Margarita's bypass surgery was a wake up call for her to slow down

Margarita

Angina

Leukaemia masks heart disease symptoms

Margarita had been suffering from breathlessness for a while, but as she had another serious illness at the time, she never imagined she also needed urgent heart bypass surgery.

When she first began suffering symptoms of breathlessness, Margarita’s heart was the last thing on her mind. “At the time I had leukaemia, so that was sort of a priority and it was affecting the body overall.”

She put her lack of puff down to her ill health and a lack of fitness. “It crept up on me over a period of about four years. I noticed I was puffing when I was walking up the hills in Port Chalmers and I thought I was unfit, so I decided that I’d increase my walks in duration and I’d try to speed up a bit.”

Despite the efforts to improve her fitness, Margarita’s breathlessness continued. Things came to a head in October 2014 when she took a trip to Rotorua to visit a friend. On the final day of her stay, the pair climbed the escarpment on the Buried Village track – a steep walking trail just outside the city.

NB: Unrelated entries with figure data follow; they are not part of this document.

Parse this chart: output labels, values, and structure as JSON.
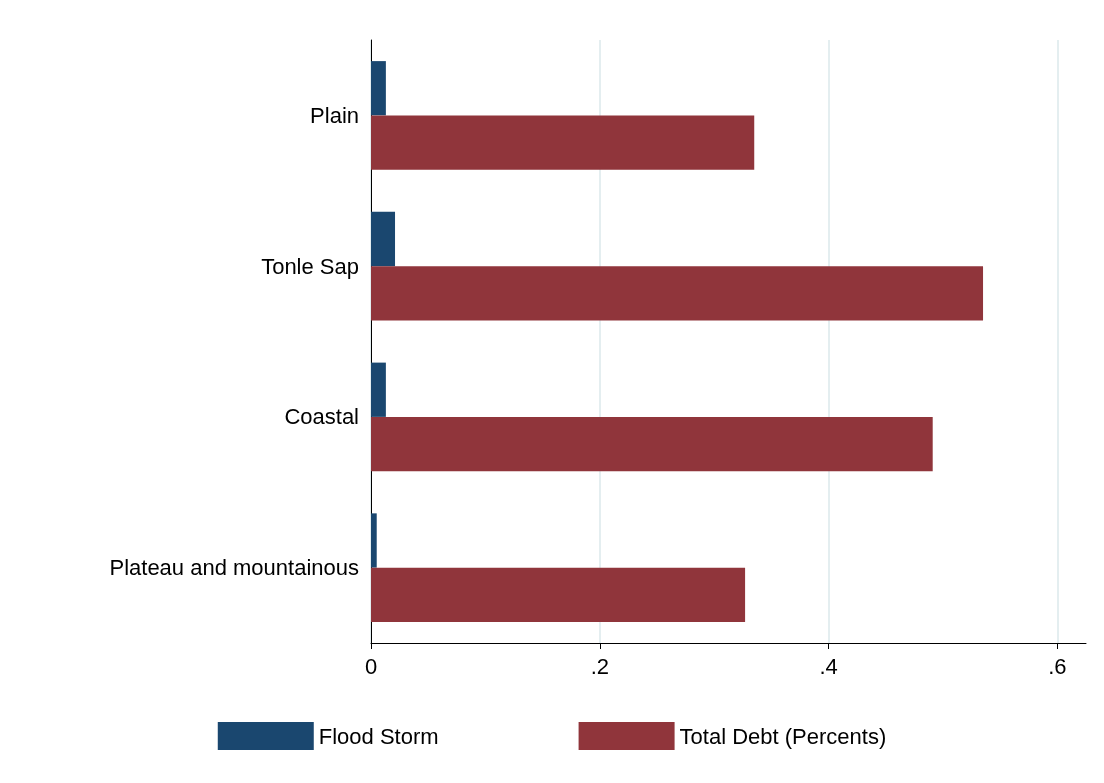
{
  "chart_data": {
    "type": "bar",
    "orientation": "horizontal",
    "categories": [
      "Plain",
      "Tonle Sap",
      "Coastal",
      "Plateau and mountainous"
    ],
    "series": [
      {
        "name": "Flood Storm",
        "color": "#1a476f",
        "values": [
          0.013,
          0.021,
          0.013,
          0.005
        ]
      },
      {
        "name": "Total Debt (Percents)",
        "color": "#90353b",
        "values": [
          0.335,
          0.535,
          0.491,
          0.327
        ]
      }
    ],
    "xlim": [
      0,
      0.625
    ],
    "xticks": [
      {
        "value": 0,
        "label": "0"
      },
      {
        "value": 0.2,
        "label": ".2"
      },
      {
        "value": 0.4,
        "label": ".4"
      },
      {
        "value": 0.6,
        "label": ".6"
      }
    ],
    "grid": "x",
    "legend": "bottom"
  }
}
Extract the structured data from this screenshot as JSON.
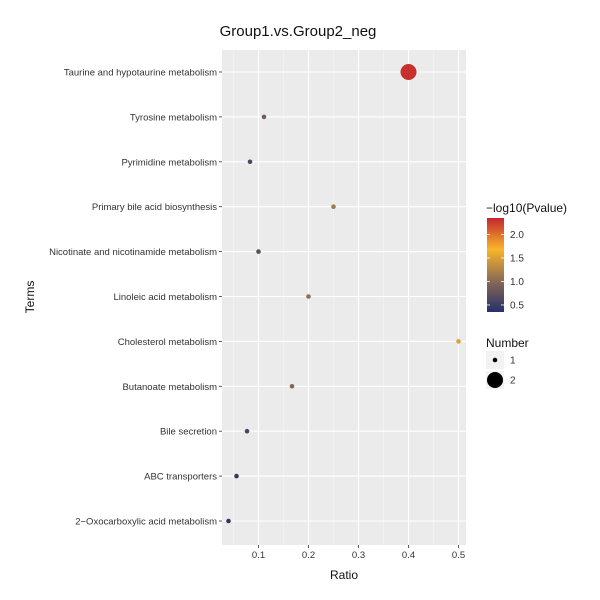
{
  "chart_data": {
    "type": "scatter",
    "title": "Group1.vs.Group2_neg",
    "xlabel": "Ratio",
    "ylabel": "Terms",
    "xlim": [
      0.027,
      0.515
    ],
    "x_ticks": [
      {
        "value": 0.1,
        "label": "0.1"
      },
      {
        "value": 0.2,
        "label": "0.2"
      },
      {
        "value": 0.3,
        "label": "0.3"
      },
      {
        "value": 0.4,
        "label": "0.4"
      },
      {
        "value": 0.5,
        "label": "0.5"
      }
    ],
    "grid": true,
    "panel_background": "#EBEBEB",
    "categories": [
      "Taurine and hypotaurine metabolism",
      "Tyrosine metabolism",
      "Pyrimidine metabolism",
      "Primary bile acid biosynthesis",
      "Nicotinate and nicotinamide metabolism",
      "Linoleic acid metabolism",
      "Cholesterol metabolism",
      "Butanoate metabolism",
      "Bile secretion",
      "ABC transporters",
      "2−Oxocarboxylic acid metabolism"
    ],
    "points": [
      {
        "term": "Taurine and hypotaurine metabolism",
        "ratio": 0.4,
        "neg_log10_p": 2.3,
        "number": 2
      },
      {
        "term": "Tyrosine metabolism",
        "ratio": 0.111,
        "neg_log10_p": 0.85,
        "number": 1
      },
      {
        "term": "Pyrimidine metabolism",
        "ratio": 0.083,
        "neg_log10_p": 0.6,
        "number": 1
      },
      {
        "term": "Primary bile acid biosynthesis",
        "ratio": 0.25,
        "neg_log10_p": 1.15,
        "number": 1
      },
      {
        "term": "Nicotinate and nicotinamide metabolism",
        "ratio": 0.1,
        "neg_log10_p": 0.7,
        "number": 1
      },
      {
        "term": "Linoleic acid metabolism",
        "ratio": 0.2,
        "neg_log10_p": 1.05,
        "number": 1
      },
      {
        "term": "Cholesterol metabolism",
        "ratio": 0.5,
        "neg_log10_p": 1.5,
        "number": 1
      },
      {
        "term": "Butanoate metabolism",
        "ratio": 0.167,
        "neg_log10_p": 0.95,
        "number": 1
      },
      {
        "term": "Bile secretion",
        "ratio": 0.077,
        "neg_log10_p": 0.6,
        "number": 1
      },
      {
        "term": "ABC transporters",
        "ratio": 0.056,
        "neg_log10_p": 0.45,
        "number": 1
      },
      {
        "term": "2−Oxocarboxylic acid metabolism",
        "ratio": 0.04,
        "neg_log10_p": 0.4,
        "number": 1
      }
    ],
    "color_legend": {
      "title": "−log10(Pvalue)",
      "range": [
        0.35,
        2.35
      ],
      "ticks": [
        {
          "value": 0.5,
          "label": "0.5"
        },
        {
          "value": 1.0,
          "label": "1.0"
        },
        {
          "value": 1.5,
          "label": "1.5"
        },
        {
          "value": 2.0,
          "label": "2.0"
        }
      ],
      "gradient_colors": [
        "#26306A",
        "#8A6B55",
        "#F9B52A",
        "#C2262E"
      ],
      "placement": "right"
    },
    "size_legend": {
      "title": "Number",
      "entries": [
        {
          "value": 1,
          "label": "1"
        },
        {
          "value": 2,
          "label": "2"
        }
      ],
      "placement": "right"
    }
  }
}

“We were very, very puffed, both of us and we just put it down to being unfit, just our ages,” she recalls.

A trip to the GP

The following day, when back home in Dunedin, Margarita continued to feel unwell. She booked an appointment to see her GP, who immediately referred her for further tests at the hospital the next morning.

“I’ve never seen a GP write scripts so fast. He was writing about four of them to different departments, and there was this little list, I had to go to x-ray first then I had the other departments after that.”

As she was having breakfast on the morning of the appointments, Margarita got a call from the hospital to say their first patient had cancelled, and asking if she could get there as soon as possible. It was the first time she got the sense that something serious might be at play.

“I just had a sort of spine-chilling tingle going down my body, I thought, the team upstairs are working overtime.”

Margarita underwent the tests and returned home, only to be recalled to hospital that afternoon where she was immediately admitted.

“I was gowned–up, put on a bed and then hooked up to the monitors behind me, so I couldn’t see anything going beep, beep and all the little lines and the lights. I thought, ‘Dammit, I’m missing out on the picture show.’ I have this facetious sense of humour, which some people think is rather crass but it gets me through panicky stages without going into meltdown.”

Admitted to the cardiothoracic ward

After being examined by the doctor, Margarita was told she’d been spending the night on Ward 7A. As a former nurse aid at the hospital, Margarita knew what that meant – she was being sent to the cardiothoracic surgical ward.

Margarita was then kept sedated while she awaited surgery.  

“It was at least 48 hours before I was told that I was on the list for bypass surgery because by then, I’d lost track of time. When you’re in a softly-lit room and you know that you’ve been drugged to relax and be calm, that’s when I knew things were really, really serious.

“Fortunately because I’d worked in a hospital I wasn’t panicking, but I could imagine someone who wasn’t used to hospitals – they might well have panicked. I thought, well, I’m in the best possible place.”

Margarita finally had her triple bypass surgery about a week later. It all went very smoothly.

“I didn’t feel a thing, and I woke up after it all and I wasn’t nauseous, I wasn’t sick, just a little bit thirsty.”

Recovery process

As she lives alone, Margarita organised to stay with a friend for 10 days immediately following the operation.

“That was a great help, and the district nurse came and checked the dressings and everything.  I felt thankful to the team and that I had a friend who took me in and I wasn’t having to stay in hospital or go to a convalescent home.”

The recovery was also relatively painless, with the wound healing quickly.

“It felt like when you’ve gashed your knees and the wound is healing but the scab is pulling a wee bit.  It wasn’t itchy or sore and I knew there were stitches holding everything in place. You sleep on your back or slightly propped-up and because I had this little pillow over me it meant that nothing was actually resting on my chest.” 

Reflecting on the surgery

Margarita admits that the surgery was something of a wake-up call. “I had to realise that I wasn’t 50. I was in my 60s and I had to slow down a bit.”

She’s made some practical changes to ensure things run smoothly if she has to make a sudden trip to hospital. This includes:

  • keeping keys in her front door if she needs to unlock it quickly for paramedics
  • keeping a list of contact numbers and her NZ health number ready
  • giving a spare key to a friend who can feed the cat should Margarita be suddenly admitted to hospital
  • keeping a bag packed ready, including with a toothbrush and toothpaste.

Looking back on the event, Margarita says she feels lucky to be alive.

“What I’m really amazed at is that something didn’t happen sooner, because that escarpment my friend and I climbed, I mean it was sheer vertical. I can only say it was my team of guardian angels and spirit guides or whatever you want to call them. I firmly believe that we all have a guardian angel, and some just work overtime!”

 

Shared November 2018

Please note: the views and opinions of the storyteller and related comments may not necessarily reflect those of the Heart Foundation NZ.